Der Tausch Fleisch gegen Grütze

Ortsbeschreibung endgelagerter Konflikte
Vor mehr als 100.000 Jahren, nämlich in Zeiten, aus denen das Skelett von Luzie, unserer Urmutter, stammt, lebten die weiblichen und männlichen Mitglieder der menschlichen Gesellschaft in ursprünglicher Koexistenz. Die allein jagenden Männer brachten Fleisch zu den Orten, an denen die Frauen mit ihren Kindern siedelten, und erwarben sich Sympathien, die der Fortpflanzung dienten. Im Austausch für das Fleisch erhielten sie Körner (Grütze). Wenig später muss eine soziale Katastrophe stattgefunden haben. Sie ist wie ein nuklearer Brennstoff in die Menschheit eingelagert. Diese ursprüngliche Krise, sagt die Filmemacherin Helke Sander, ist der innere Grund für Krieg, sexuelle Gewalt und sprichwörtliche Nichteignung des Menschengeschlechts zu dauerhaftem Glück. Ein Eindruck, der sich nach den Revolutionen in Osteuropa vertieft. Helke Sander, die 32 Filme hergestellt hat, berichtet zu dieser Langzeitwirkung alter Konflikte.
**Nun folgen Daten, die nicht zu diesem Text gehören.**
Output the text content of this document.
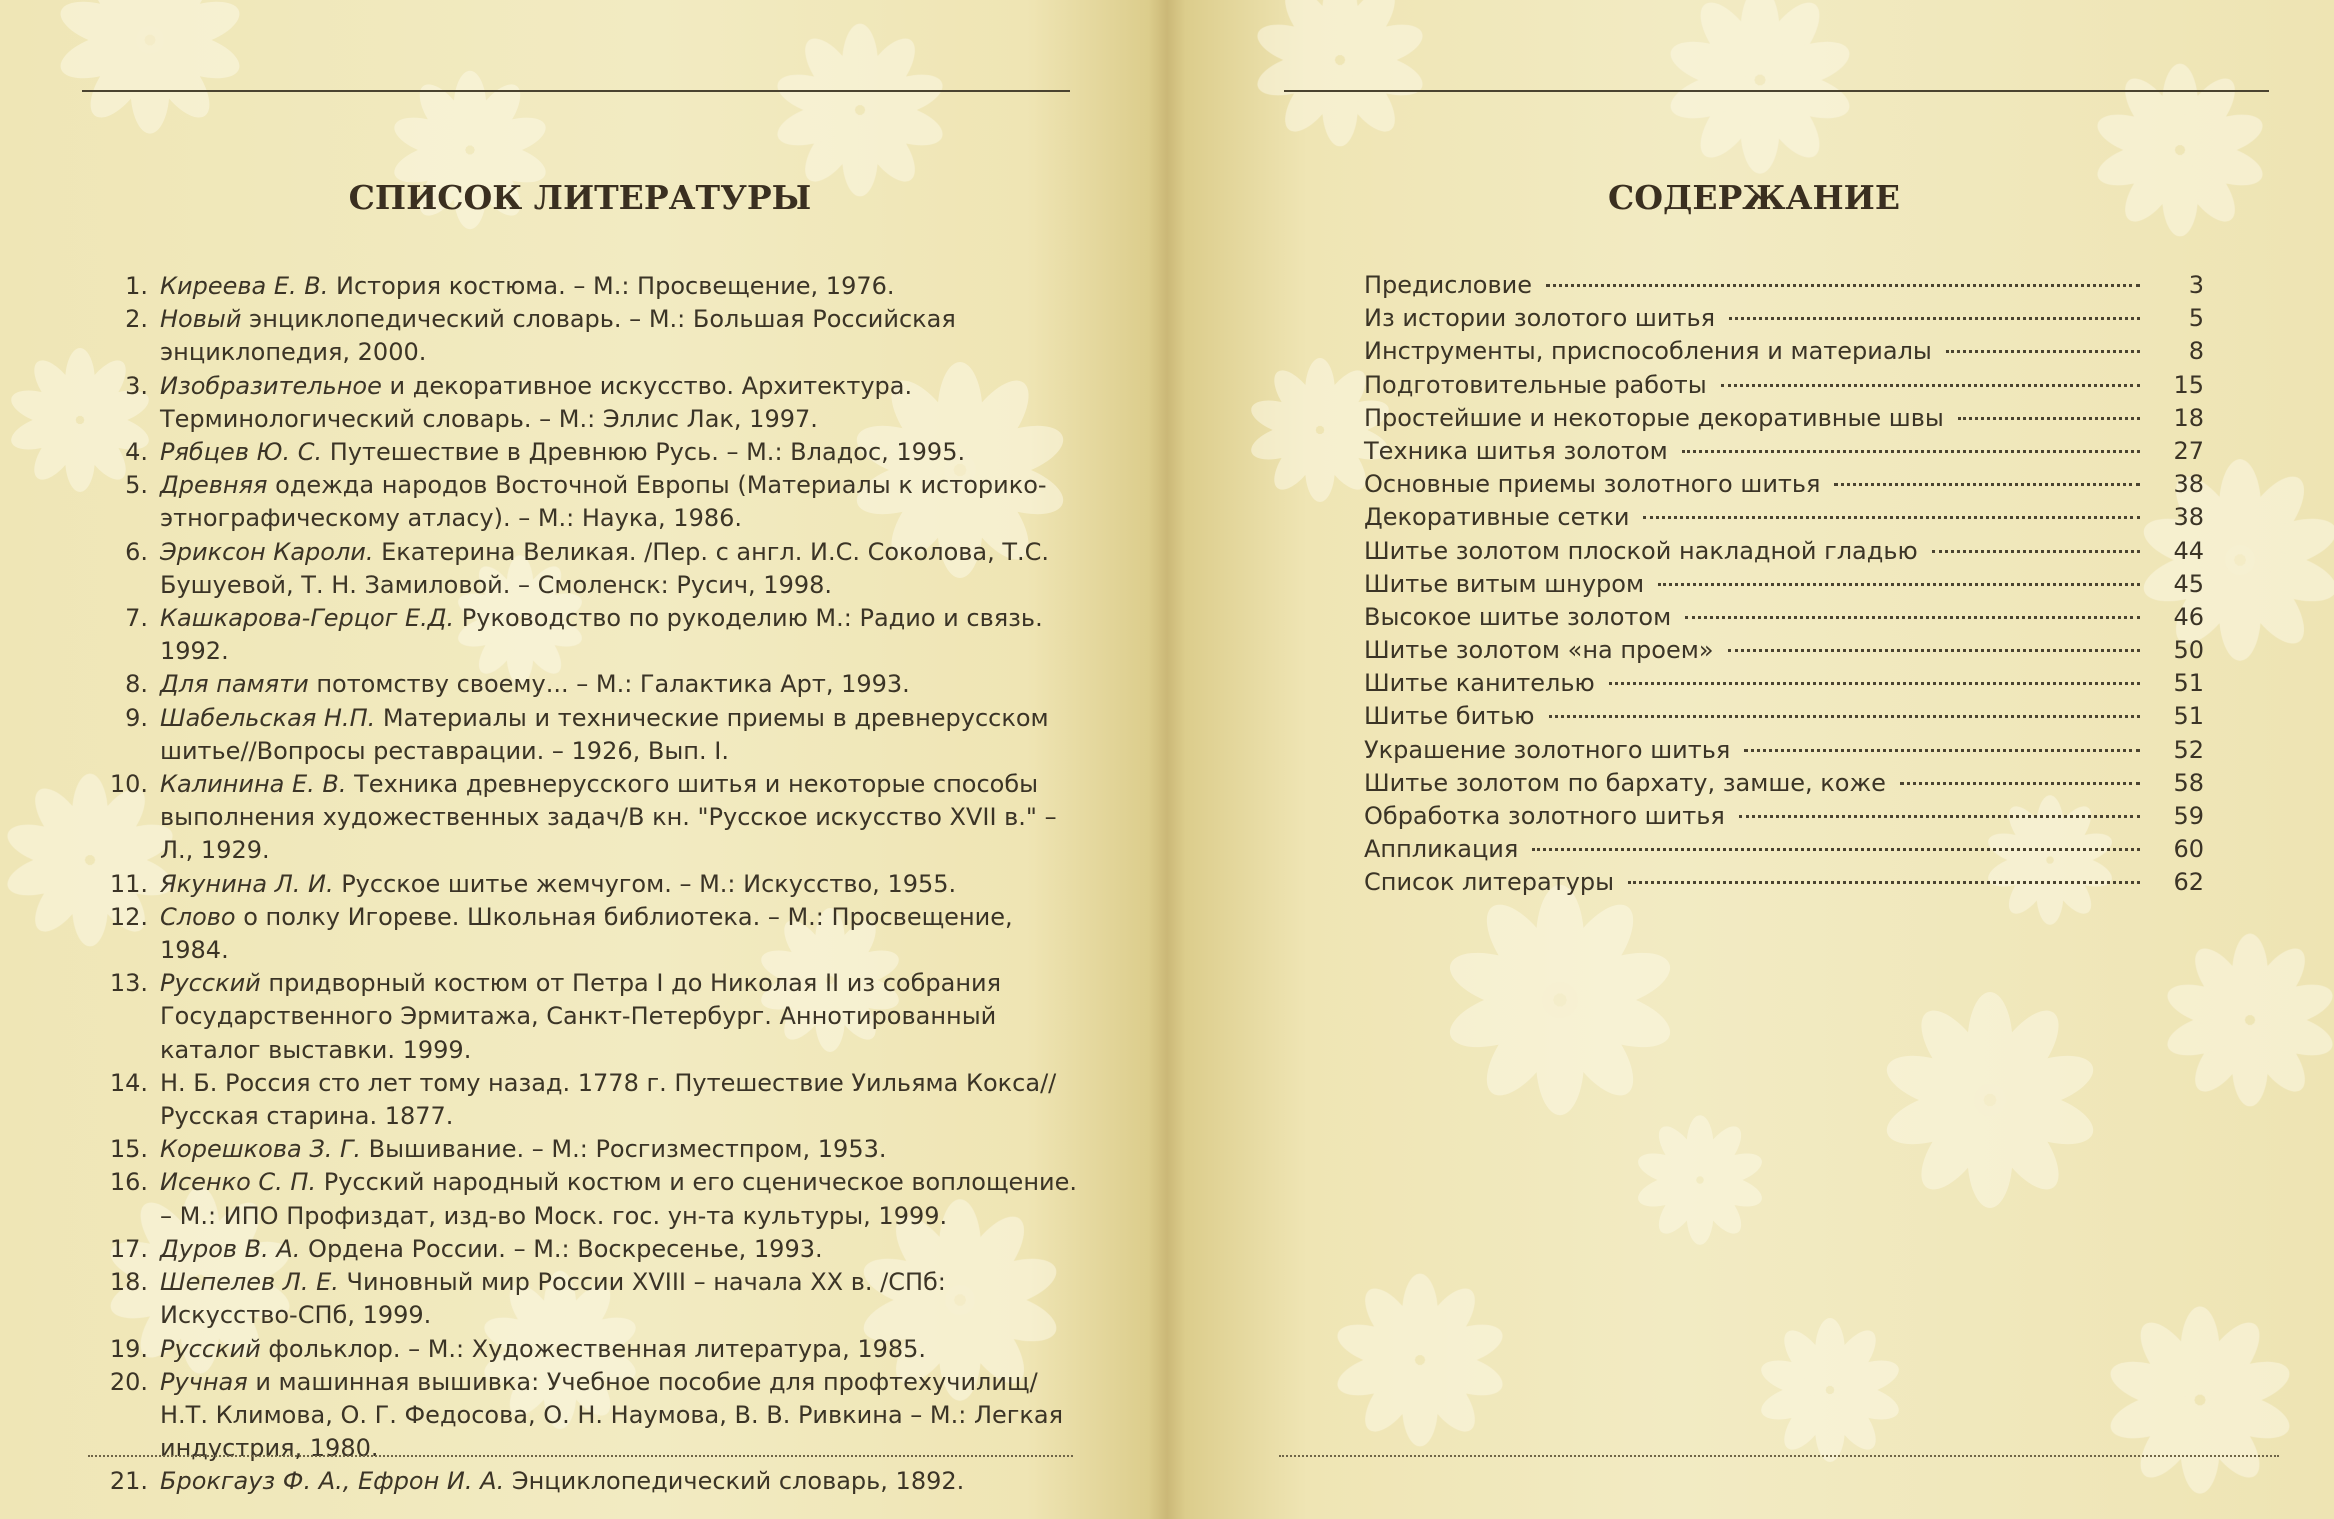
СПИСОК ЛИТЕРАТУРЫ
1. Киреева Е. В. История костюма. – М.: Просвещение, 1976.
2. Новый энциклопедический словарь. – М.: Большая Российская энциклопедия, 2000.
3. Изобразительное и декоративное искусство. Архитектура. Терминологический словарь. – М.: Эллис Лак, 1997.
4. Рябцев Ю. С. Путешествие в Древнюю Русь. – М.: Владос, 1995.
5. Древняя одежда народов Восточной Европы (Материалы к историко-этнографическому атласу). – М.: Наука, 1986.
6. Эриксон Кароли. Екатерина Великая. /Пер. с англ. И.С. Соколова, Т.С. Бушуевой, Т. Н. Замиловой. – Смоленск: Русич, 1998.
7. Кашкарова-Герцог Е.Д. Руководство по рукоделию М.: Радио и связь. 1992.
8. Для памяти потомству своему... – М.: Галактика Арт, 1993.
9. Шабельская Н.П. Материалы и технические приемы в древнерусском шитье//Вопросы реставрации. – 1926, Вып. I.
10. Калинина Е. В. Техника древнерусского шитья и некоторые способы выполнения художественных задач/В кн. "Русское искусство XVII в." – Л., 1929.
11. Якунина Л. И. Русское шитье жемчугом. – М.: Искусство, 1955.
12. Слово о полку Игореве. Школьная библиотека. – М.: Просвещение, 1984.
13. Русский придворный костюм от Петра I до Николая II из собрания Государственного Эрмитажа, Санкт-Петербург. Аннотированный каталог выставки. 1999.
14. Н. Б. Россия сто лет тому назад. 1778 г. Путешествие Уильяма Кокса//Русская старина. 1877.
15. Корешкова З. Г. Вышивание. – М.: Росгизместпром, 1953.
16. Исенко С. П. Русский народный костюм и его сценическое воплощение. – М.: ИПО Профиздат, изд-во Моск. гос. ун-та культуры, 1999.
17. Дуров В. А. Ордена России. – М.: Воскресенье, 1993.
18. Шепелев Л. Е. Чиновный мир России XVIII – начала XX в. /СПб: Искусство-СПб, 1999.
19. Русский фольклор. – М.: Художественная литература, 1985.
20. Ручная и машинная вышивка: Учебное пособие для профтехучилищ/Н.Т. Климова, О. Г. Федосова, О. Н. Наумова, В. В. Ривкина – М.: Легкая индустрия, 1980.
21. Брокгауз Ф. А., Ефрон И. А. Энциклопедический словарь, 1892.
СОДЕРЖАНИЕ
Предисловие	3
Из истории золотого шитья	5
Инструменты, приспособления и материалы	8
Подготовительные работы	15
Простейшие и некоторые декоративные швы	18
Техника шитья золотом	27
Основные приемы золотного шитья	38
Декоративные сетки	38
Шитье золотом плоской накладной гладью	44
Шитье витым шнуром	45
Высокое шитье золотом	46
Шитье золотом «на проем»	50
Шитье канителью	51
Шитье битью	51
Украшение золотного шитья	52
Шитье золотом по бархату, замше, коже	58
Обработка золотного шитья	59
Аппликация	60
Список литературы	62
Sie beschreibt das "gesellschaftlich Unbewusste". Im Gegensatz zu Sigmund Freuds psychologisch Unbewusstem gibt es für das gesellschaftliche Unbewusste keine Forscher und Analytiker. Die Feministin und Filmemacherin hat mit ihrem dreistündigen Film über Vergewaltigung von Frauen im 2. Weltkrieg und durch ihren neuesten Film über sexuelle Gewalt gegen Frauen im ehemaligen Jugoslawien Aufsehen erregt. Bei endgelagerten Konflikten, sagt Helke Sander, ist es immer folgendermaßen: sie führen ein ewiges Leben, gerade wenn und weil man nicht an sie denkt.